The algorithm in healthcareai tries several values of λ and automatically selects the one which yields the best performance.

Some Additional Remarks

  • Examples of using the lasso in healthcareai can be found in the healthcareai documentation (to access these examples, type “?LassoDeployment” after loading healthcareai into R).
  • There are further generalizations of ridge regression and the lasso. Some examples include the elastic net, which combines the ridge regression and lasso penalties in a clever way, and group lasso, which accounts for additional information about how certain variables are related when doing feature selection. The healthcareai package uses the group lasso.

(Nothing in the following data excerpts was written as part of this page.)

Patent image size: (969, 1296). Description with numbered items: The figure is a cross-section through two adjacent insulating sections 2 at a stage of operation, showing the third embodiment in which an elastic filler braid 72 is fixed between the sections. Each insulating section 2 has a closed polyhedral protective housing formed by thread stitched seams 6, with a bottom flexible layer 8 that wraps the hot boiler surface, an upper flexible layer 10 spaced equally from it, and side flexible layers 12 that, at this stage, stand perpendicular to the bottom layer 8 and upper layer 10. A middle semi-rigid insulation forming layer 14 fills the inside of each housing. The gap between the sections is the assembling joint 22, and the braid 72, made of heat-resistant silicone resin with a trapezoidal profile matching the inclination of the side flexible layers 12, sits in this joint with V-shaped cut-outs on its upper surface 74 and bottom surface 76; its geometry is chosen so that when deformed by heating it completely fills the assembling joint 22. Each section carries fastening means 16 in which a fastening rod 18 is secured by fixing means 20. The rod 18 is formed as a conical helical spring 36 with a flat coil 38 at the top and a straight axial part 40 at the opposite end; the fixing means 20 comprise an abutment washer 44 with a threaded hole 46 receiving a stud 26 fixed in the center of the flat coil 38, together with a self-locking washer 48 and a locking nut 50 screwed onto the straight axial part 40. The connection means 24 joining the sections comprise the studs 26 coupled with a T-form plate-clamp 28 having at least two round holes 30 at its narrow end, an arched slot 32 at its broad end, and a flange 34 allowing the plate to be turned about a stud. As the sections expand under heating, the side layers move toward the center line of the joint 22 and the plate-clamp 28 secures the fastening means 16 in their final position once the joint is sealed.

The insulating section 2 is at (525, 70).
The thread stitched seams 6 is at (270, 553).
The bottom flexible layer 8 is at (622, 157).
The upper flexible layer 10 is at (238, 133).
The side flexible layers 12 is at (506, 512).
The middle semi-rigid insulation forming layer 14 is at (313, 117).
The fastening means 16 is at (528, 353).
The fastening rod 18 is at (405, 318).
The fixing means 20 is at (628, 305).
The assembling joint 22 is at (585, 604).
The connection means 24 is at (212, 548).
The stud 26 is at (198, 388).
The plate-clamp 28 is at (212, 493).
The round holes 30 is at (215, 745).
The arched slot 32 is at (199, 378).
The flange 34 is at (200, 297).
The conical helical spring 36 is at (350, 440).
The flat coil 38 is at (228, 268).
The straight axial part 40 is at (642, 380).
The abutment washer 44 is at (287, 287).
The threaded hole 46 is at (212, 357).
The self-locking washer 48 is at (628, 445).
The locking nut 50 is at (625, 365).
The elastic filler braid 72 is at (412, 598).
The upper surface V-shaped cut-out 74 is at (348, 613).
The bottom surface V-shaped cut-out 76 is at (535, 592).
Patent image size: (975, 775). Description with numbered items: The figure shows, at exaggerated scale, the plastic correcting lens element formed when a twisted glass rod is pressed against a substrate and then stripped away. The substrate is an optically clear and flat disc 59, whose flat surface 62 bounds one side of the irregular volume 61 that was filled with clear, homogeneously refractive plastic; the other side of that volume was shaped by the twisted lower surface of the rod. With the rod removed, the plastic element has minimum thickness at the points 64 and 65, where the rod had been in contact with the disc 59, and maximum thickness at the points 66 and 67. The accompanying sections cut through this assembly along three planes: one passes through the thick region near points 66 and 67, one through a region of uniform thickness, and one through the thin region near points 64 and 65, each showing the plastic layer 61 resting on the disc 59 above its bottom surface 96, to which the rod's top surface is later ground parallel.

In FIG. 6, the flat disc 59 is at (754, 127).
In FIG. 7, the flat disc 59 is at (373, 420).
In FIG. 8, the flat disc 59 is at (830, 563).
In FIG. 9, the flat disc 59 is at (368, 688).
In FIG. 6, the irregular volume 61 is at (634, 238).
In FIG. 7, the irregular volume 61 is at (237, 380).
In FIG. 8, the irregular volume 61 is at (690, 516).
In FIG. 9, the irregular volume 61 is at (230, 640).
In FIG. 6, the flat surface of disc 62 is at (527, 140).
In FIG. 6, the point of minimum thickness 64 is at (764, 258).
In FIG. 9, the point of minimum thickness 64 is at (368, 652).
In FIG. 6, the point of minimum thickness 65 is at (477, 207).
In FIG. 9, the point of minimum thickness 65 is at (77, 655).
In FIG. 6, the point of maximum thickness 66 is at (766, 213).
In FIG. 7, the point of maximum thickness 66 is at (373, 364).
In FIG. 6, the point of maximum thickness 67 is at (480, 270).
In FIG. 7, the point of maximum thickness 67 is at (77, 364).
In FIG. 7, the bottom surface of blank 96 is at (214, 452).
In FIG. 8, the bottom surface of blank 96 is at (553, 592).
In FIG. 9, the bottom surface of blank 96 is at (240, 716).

  • As mentioned earlier, linear regression dates back to the early 1800s. Ridge regression was introduced in statistics in 1970, the lasso was introduced in 1996, and the elastic net and group lasso were introduced in 2005 and 2006, respectively. This shows how a small change can be the difference between ancient history and cutting-edge technology
  • A good reference for learning more about the lasso (as well as many other machine learning methods) is chapter 6 of An Introduction to Statistical Learning. For a more advanced treatment, see chapter 3 of The Elements of Statistical Learning (pdfs for both are freely available on the websites).